Sir let that one pass his ears too. "Stew."

Boy blinked once, twice. "Stew?"

The man rose, sauntered into the kitchen and called, "You want stew?" And Tir agreed and stew was served. When Sir told him to eat, Tir ate, basking in the warmth of being under a ceiling, the calmness of company, under a light that was too bright, on a cushion that was too soft.

When the bowl was half empty, Tir looked up slowly and said, "Sir."

"Yes?" the man responded.

Tir studied his face with warily and with great care. The man noticed that the spoon was still balanced between thin, pale fingers. The boy's eyes caught on every crook, every nanny hidden on the silken skin. He seemed lonely then, as he gazed up with wide, innocent and aged eyes, lonely and forlorn. He was looking for something he could not find. Finally, he said, "You look a lot like him, you know. Almost the same as him."
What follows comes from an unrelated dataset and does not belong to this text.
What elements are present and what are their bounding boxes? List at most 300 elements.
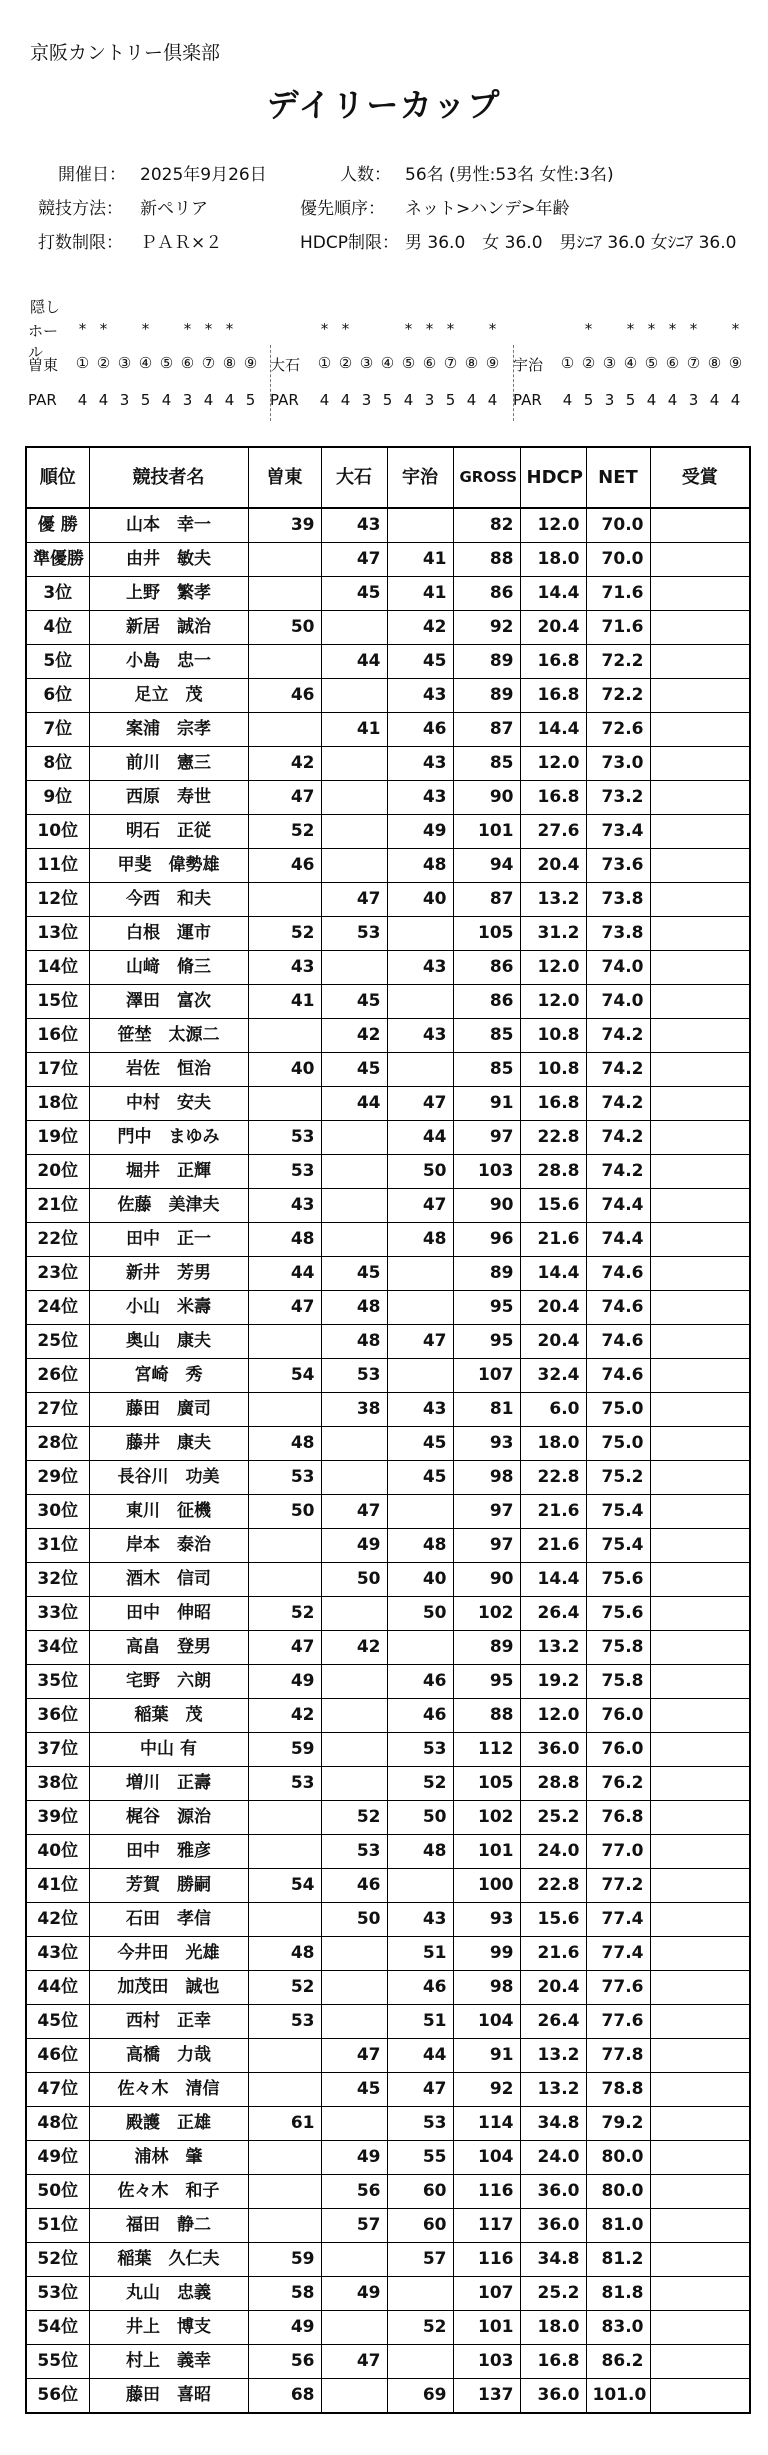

Sir stood and made his way into the kitchen without stumbling. "I'll try to understand that too." he said. Then, blissful silence.

Still, Tir heard his own feet shuffling, the dripping of the wet umbrella in the bathtub and the creaking of the wooden floor. He heard a different sort of silence that was set apart from other silences because it was the silence of two people and it was not suffocating. He heard the beating of the living heart, but it was hardly audible, and there was only one heart that was really alive.

And he heard no pittering, pattering of the tearful rain.